Gender is a bit of a difficult word to define in a biological context.

First there's the historical usage:

Grammar.
a. (in many languages) a set of classes that together include all nouns, membership in a particular class being shown by the form of the noun itself or by the form or choice of words that modify, replace, or otherwise refer to the noun, as, in English, the choice of he to replace the man, of she to replace the woman, of it to replace the table, of it or she to replace the ship. The number of genders in different languages varies from 2 to more than 20; often the classification correlates in part with sex or animateness. The most familiar sets of genders are of three classes (as masculine, feminine, and neuter in Latin and German) or of two (as common and neuter in Dutch, or masculine and feminine in French and Spanish).
b. one class of such a set.
c. such classes or sets collectively or in general.
d. membership of a word or grammatical form, or an inflectional form showing membership, in such a class.

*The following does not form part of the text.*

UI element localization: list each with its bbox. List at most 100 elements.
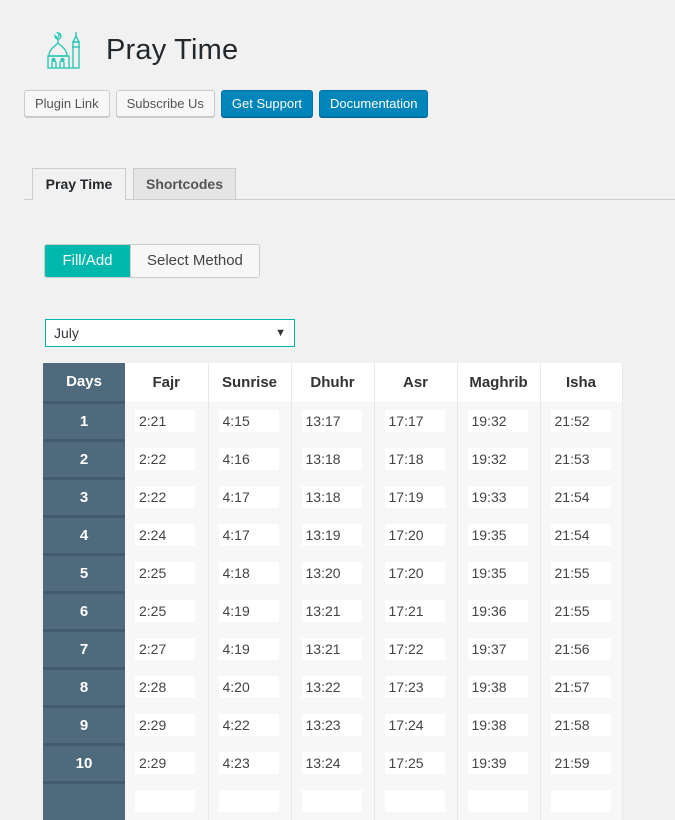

- http://dictionary.reference.com/search?q=gender

I tend to sympathise with Ridley on this issue:

I make no apology for using the word gender when I mean sex (male or female); I know it is a word that originally referred only to grammatical categories, but meanings change and it is usefully unambiguous to have a word other than sex for males and females.

- Matt Ridley, TRQ, p.345.

The dictionary goes on to say:

gen·der (jndr) n.
The sex of an individual, male or female, based on reproductive anatomy.
Sexual identity, especially in relation to society or culture.

- http://dictionary.reference.com/search?q=gender

One problem I see with this is that it doesn't do much to tell us whether the 'mating types' of fungi qualify as different genders.